To combat this fraud the French Government began to create laws to protect the consumer and in 1936 created a rigid control over the Chateaux known simply as Appellation d’Origine Contrôlée or sometimes abbreviated as AOC or AC. These rules set about designating, controlling and protecting the geography and the quality of wines (as well as liquors and some food products, such as cheeses). This enforced power together with the 1855 Classification, created the perfect Finite-Supply-and-Demand scenario.
On average, the Bordeaux harvest contributes 700 million bottles to the market every year, of which approximately 35 million (5%) are of investment purposes. In effect, this 5% of production provides an investment pool of some £2bn annually.
Traditionally, the demand by investors and consumers has been firmly established amongst North American and European countries. However, emerging markets have now carried the Fine Wine Market into a GLOBAL PHENOMEMAN.
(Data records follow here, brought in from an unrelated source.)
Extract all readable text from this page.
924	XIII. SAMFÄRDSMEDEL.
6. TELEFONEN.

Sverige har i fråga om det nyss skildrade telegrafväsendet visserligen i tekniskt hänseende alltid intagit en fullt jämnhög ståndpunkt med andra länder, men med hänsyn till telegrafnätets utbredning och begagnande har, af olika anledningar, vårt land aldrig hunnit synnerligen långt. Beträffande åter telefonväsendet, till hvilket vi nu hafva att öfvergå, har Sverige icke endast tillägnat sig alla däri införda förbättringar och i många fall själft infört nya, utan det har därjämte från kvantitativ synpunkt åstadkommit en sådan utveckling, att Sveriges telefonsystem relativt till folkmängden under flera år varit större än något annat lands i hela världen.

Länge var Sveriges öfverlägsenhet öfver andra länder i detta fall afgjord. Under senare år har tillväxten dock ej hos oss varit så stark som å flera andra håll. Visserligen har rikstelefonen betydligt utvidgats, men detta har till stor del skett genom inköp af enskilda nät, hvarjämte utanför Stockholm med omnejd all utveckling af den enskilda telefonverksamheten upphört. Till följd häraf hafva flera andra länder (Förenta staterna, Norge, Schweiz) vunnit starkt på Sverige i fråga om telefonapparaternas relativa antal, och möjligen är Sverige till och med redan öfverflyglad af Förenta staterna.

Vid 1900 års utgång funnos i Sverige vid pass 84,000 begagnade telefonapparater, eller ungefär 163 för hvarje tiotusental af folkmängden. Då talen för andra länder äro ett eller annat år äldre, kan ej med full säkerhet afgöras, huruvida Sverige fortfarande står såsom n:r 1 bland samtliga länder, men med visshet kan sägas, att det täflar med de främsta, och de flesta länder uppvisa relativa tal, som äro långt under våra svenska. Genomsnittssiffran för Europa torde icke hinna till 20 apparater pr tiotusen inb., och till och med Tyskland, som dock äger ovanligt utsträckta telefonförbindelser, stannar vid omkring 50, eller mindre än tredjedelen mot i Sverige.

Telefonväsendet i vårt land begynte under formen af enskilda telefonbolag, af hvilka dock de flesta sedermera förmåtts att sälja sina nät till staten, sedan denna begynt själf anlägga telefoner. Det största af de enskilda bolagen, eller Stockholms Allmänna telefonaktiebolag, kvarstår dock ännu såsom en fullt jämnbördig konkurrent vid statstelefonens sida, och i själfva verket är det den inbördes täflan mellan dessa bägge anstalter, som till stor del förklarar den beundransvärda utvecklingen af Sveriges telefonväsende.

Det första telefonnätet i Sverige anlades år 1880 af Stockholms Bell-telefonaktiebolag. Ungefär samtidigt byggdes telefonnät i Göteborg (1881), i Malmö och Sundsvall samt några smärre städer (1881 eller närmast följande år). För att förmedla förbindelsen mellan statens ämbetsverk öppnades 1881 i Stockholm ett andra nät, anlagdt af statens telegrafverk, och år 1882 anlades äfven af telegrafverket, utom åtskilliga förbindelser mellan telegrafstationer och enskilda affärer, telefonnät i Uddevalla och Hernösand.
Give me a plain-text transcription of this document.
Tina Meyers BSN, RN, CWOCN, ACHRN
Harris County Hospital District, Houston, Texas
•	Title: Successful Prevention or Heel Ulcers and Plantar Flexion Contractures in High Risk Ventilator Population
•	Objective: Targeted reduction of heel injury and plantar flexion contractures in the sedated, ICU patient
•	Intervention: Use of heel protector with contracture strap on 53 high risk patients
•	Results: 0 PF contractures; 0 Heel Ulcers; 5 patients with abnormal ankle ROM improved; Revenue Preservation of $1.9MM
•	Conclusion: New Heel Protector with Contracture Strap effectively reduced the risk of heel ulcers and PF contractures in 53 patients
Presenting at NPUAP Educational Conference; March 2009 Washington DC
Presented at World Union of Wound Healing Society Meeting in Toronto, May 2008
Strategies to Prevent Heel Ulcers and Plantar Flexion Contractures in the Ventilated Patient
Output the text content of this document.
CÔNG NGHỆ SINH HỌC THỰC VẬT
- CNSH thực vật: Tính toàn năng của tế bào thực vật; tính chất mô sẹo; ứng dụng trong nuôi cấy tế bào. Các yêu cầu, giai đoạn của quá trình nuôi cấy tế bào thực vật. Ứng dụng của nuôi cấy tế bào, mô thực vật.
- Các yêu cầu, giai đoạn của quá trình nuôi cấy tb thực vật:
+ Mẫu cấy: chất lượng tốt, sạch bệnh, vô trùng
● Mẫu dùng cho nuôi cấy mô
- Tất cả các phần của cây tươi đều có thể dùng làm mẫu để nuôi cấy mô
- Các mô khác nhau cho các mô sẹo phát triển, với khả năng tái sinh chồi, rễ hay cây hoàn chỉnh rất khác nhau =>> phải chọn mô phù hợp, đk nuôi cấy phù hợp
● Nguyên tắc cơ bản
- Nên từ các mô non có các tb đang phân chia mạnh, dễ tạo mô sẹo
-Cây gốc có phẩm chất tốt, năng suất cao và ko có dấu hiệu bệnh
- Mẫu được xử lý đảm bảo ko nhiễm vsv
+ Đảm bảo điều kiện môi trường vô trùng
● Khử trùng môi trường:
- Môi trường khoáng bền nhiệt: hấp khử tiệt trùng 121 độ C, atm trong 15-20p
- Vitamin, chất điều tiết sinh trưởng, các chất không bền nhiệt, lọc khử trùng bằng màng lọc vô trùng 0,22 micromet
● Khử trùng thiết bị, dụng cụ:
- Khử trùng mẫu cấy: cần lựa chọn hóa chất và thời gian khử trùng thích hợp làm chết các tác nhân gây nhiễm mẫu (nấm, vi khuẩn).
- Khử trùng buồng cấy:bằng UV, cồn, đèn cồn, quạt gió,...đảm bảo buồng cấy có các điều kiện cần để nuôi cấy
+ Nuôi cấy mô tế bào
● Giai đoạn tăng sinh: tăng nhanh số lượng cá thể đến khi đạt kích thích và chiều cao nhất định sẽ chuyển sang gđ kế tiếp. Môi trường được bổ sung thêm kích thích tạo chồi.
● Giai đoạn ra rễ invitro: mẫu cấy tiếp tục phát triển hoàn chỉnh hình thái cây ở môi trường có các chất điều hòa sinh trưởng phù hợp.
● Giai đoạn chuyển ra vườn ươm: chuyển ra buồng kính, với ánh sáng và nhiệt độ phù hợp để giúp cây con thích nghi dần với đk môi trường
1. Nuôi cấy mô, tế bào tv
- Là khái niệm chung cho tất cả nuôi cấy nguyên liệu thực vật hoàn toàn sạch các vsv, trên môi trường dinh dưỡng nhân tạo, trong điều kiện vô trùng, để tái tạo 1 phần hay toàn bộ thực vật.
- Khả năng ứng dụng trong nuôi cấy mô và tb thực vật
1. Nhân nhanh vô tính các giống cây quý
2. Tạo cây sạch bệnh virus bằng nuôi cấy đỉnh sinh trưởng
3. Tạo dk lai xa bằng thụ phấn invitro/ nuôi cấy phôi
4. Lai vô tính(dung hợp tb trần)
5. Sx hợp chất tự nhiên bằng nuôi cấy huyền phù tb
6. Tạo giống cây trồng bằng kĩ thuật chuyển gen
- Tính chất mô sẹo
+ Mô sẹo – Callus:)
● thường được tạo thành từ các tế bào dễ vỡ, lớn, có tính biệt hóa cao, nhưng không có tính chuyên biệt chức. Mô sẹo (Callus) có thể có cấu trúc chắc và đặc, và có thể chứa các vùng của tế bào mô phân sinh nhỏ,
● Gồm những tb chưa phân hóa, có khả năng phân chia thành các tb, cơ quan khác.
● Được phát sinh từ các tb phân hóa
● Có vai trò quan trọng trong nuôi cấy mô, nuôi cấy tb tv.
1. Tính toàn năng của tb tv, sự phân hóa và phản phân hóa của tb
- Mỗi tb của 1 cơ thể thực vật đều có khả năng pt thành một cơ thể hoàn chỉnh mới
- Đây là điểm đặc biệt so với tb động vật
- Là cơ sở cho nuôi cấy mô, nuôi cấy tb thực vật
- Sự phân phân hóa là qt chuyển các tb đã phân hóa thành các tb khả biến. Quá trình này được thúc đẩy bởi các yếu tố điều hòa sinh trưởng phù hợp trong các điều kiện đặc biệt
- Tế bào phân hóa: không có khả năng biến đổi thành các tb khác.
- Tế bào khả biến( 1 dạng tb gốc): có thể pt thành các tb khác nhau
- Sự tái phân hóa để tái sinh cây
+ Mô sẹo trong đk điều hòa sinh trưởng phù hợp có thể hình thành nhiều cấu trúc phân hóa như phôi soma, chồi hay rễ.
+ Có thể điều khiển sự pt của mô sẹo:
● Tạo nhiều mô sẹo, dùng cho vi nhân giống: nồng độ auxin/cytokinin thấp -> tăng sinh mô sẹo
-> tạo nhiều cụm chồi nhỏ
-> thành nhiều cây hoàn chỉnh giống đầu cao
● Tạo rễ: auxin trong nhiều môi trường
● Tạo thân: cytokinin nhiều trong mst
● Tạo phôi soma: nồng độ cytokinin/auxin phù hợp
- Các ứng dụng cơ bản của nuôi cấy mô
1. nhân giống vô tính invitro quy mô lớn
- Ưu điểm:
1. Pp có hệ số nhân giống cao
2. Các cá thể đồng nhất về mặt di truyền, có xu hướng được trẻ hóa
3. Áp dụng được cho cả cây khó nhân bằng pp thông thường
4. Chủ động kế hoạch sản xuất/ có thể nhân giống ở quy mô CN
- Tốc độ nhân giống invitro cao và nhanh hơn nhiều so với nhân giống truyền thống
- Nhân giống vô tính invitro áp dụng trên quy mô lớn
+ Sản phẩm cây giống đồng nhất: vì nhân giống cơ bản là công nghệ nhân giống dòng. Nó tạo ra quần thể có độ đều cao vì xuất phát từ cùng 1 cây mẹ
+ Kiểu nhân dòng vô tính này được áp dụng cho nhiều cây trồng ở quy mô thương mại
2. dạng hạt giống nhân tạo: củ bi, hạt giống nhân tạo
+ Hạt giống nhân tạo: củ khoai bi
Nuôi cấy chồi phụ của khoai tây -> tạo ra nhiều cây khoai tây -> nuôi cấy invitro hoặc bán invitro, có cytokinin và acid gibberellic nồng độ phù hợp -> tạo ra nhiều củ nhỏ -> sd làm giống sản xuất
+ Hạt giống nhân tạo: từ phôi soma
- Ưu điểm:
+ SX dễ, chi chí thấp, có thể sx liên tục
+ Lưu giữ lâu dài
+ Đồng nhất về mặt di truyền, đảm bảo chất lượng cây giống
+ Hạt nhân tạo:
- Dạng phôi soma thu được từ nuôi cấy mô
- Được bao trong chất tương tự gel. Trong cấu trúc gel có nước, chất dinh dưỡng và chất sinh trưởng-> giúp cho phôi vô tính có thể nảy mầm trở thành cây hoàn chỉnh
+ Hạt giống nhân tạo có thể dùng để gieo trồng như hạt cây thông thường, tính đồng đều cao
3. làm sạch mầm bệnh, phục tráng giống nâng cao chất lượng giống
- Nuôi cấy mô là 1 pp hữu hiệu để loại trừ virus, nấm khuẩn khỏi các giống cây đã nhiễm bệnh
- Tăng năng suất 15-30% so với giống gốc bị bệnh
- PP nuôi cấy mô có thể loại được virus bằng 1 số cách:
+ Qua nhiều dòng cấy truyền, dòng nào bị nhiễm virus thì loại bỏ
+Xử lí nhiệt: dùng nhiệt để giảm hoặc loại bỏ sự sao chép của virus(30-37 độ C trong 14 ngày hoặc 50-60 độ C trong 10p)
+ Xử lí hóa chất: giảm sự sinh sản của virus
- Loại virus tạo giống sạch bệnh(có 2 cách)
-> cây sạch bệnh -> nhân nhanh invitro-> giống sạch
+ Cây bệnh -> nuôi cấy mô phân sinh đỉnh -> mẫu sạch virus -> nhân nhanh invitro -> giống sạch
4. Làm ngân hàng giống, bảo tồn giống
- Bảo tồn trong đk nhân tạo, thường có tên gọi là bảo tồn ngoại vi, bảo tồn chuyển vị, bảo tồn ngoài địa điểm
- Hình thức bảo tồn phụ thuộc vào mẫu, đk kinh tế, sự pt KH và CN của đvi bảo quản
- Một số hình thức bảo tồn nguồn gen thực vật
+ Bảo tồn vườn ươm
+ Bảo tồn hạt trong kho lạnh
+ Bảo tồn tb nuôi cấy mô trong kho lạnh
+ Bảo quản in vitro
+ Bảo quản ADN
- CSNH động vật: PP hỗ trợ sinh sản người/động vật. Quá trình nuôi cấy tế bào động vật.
It is estimated 50% of fine wine auctioned in London, now ends up in Hong Kong due to the abolition of the import duty late in 2007. This is on the increase with trends already being seen where ´High-end´ wines are not only being sold for investment, but the majority is sold for consumption. Wine imports have doubled since then, and forecasts of wine sales in Asia alone are set to grow to a staggering $27bn by 2017*. Of course these wines are not only Bordeaux, however these trends indicate the global potential and direction of the Fine Wine market.
The increasing demand fixed against the supply of each investment grade vintage (as the wine matures it is consumed) can only strengthen prices in this market.